Detroit Three Slowly Expand in Car Segment

DETROIT -- ( TheStreet) -- In September, Ford ( F) sold more small cars than in any September since 2002, GM ( GM) car sales rose 29% and Chrysler's new compact Dodge Dart sold 5,235 units.

The gains provide an indication that the Detroit Three are slowly making progress in one of the most important components of their historic transformation following the 2008 recession. They are moving beyond being pickup truck companies with a side business in cars to being, like most of their global competitors, integrated automotive companies.

The transition is a slow one. According to figures compiled by LMC Automotive, in 2000 the Detroit Three had 53% of the U.S. car market, as distinct from the pickup truck market. That share eroded quickly, declining each year until it reached a low point of 32.5% in 2009. The share increased slightly in 2010 to 33.1% and then increased to 34% in 2011, reflecting primarily a diminished presence by Honda ( HMC) and Toyota ( TM). For year-to-date 2012, the Detroit Three have 32.6% of the car market.

While the market share gain so far is slight, the trend is clear, said Jeff Schuster, senior vice president for LMC Automotive. Detroit Three cars are "immensely more competitive than they were," he said. "It's a completely different makeup across the cars they have available and how competitive those are in styling, features and quality."

So far, however, "it's more of an issue of stabilizing the decline than completely rebounding," he said. analyst Jesse Toprak said: "The domestics gave up on small cars, allowed the Asian automakers to have that market and introduced subpar products to have a presence. (Here the Chevrolet Vega Vega comes immediately to mind.)

"But in the last three years they have introduced the best small cars they have ever had, small cars that are highly competitive, show great taste in design, introduce new technology and significantly improve gas mileage," Toprak said, naming the Cruze, Spark, Dodge Dart and (mid-sized) Fusion as distinctive new cars from U.S. automakers.

Each of the Detroit Three have shown declines in the car market since 2000 but have rebounded from their low points, according to LMC figures.

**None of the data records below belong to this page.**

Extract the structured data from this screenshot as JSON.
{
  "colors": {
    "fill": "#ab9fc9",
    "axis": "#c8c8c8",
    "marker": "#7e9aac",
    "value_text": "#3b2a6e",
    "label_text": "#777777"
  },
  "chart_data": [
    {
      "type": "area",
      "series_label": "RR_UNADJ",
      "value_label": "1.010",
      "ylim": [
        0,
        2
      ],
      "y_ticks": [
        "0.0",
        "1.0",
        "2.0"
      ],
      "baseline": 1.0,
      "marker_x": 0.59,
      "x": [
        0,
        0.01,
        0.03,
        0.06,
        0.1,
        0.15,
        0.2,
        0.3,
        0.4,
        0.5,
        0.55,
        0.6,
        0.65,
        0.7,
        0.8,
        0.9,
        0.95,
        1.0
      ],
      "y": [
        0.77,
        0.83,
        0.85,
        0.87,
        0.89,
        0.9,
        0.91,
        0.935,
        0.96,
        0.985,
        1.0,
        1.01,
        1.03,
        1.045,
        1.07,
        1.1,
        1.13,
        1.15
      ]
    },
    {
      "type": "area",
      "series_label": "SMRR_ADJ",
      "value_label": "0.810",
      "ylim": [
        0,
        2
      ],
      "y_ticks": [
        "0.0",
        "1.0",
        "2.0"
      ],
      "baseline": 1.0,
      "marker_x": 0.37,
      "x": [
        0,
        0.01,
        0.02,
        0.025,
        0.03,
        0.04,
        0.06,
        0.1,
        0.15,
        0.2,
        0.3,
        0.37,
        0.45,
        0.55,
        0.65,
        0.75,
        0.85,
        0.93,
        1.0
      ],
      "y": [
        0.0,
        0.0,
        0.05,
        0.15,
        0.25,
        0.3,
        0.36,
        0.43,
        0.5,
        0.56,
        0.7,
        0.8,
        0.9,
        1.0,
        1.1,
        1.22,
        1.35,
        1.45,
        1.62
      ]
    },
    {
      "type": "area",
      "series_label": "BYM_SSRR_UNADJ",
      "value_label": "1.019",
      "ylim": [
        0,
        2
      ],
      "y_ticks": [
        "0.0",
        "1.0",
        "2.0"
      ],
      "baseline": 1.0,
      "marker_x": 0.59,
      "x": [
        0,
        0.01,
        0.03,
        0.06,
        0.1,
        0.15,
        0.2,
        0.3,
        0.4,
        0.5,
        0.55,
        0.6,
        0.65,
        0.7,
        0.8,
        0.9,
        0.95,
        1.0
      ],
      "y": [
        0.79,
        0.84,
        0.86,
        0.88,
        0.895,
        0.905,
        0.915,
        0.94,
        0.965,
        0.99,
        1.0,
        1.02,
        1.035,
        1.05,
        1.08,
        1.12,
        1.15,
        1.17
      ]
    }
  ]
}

GM had a 27.9% share of the car market in 2000. That declined to a low of 15.6% in 2010 before rising to 16.4% in 2011. Year to date, the share is 14.9%, the lowest in decades.

Ford's share was 17.1% in 2000, declining to a low of 9.6% in 2008, then rebounding to 12.3% in 2010 and 12% in 2011. Year-to-date share is 10.8%. "We're in a much different position now, with Fiesta, Focus, and the recent introduction of C-MAX and the all-new 2013 Fusion," said Ford analyst Erich Merkle. Chrysler, meanwhile, had 8.3% in 2000,declining to a low of 4.5% in 2009 before rebounding to 5.2% in 2010, to 5.6% in 2011 and, year to date to 6.3% (not including Fiat).

Two key factors have impacted the Detroit Three's car share since 2000. The model was failing in the first part of the millennium, when Ford, GM and Chrysler all built too many vehicles at too high a cost and sold them at too many dealers. Industry restructuring, which brought brand consolidation as Oldsmobile, Pontiac, Mercury and Saturn disappeared, initially reduced the market share of cars manufactured by Detroit.

In 2009, the earthquake and tsunami in Japan reduced production by the automakers who represent the Detroit Three's primary competition in the car market. That temporarily increased the market share of cars manufactured by Detroit.

Over the long term, steadily rising gasoline prices are probably the principal factor in the growth of the car market and Detroit's acceptance of the necessity of competing there. "Look at the correlation of how gas prices have fared and how cars have done," Toprak said. "Even when there are dips in car sales, for every dip we see in the graph, (the level) is higher than the preceding one."

As for September sales, while the Detroit Three's car sales surged, other factors were also at play. "September was unseasonably strong for small cars," Toprak noted. "Normally, September is a month when we start seeing a preference for trucks," but high gas prices favored cars. In fact, Toprak said, truck sales could rise disproportionately in the fourth quarter to make up for the lag.

Schuster said the Detroit Three sold more cars in September despite their lack of incentive spending. The three "were not seeing gains and stability in the car market due to artificial means," he said. "Pricing is up and content is up, which are strong signs that they are more competitive in these markets."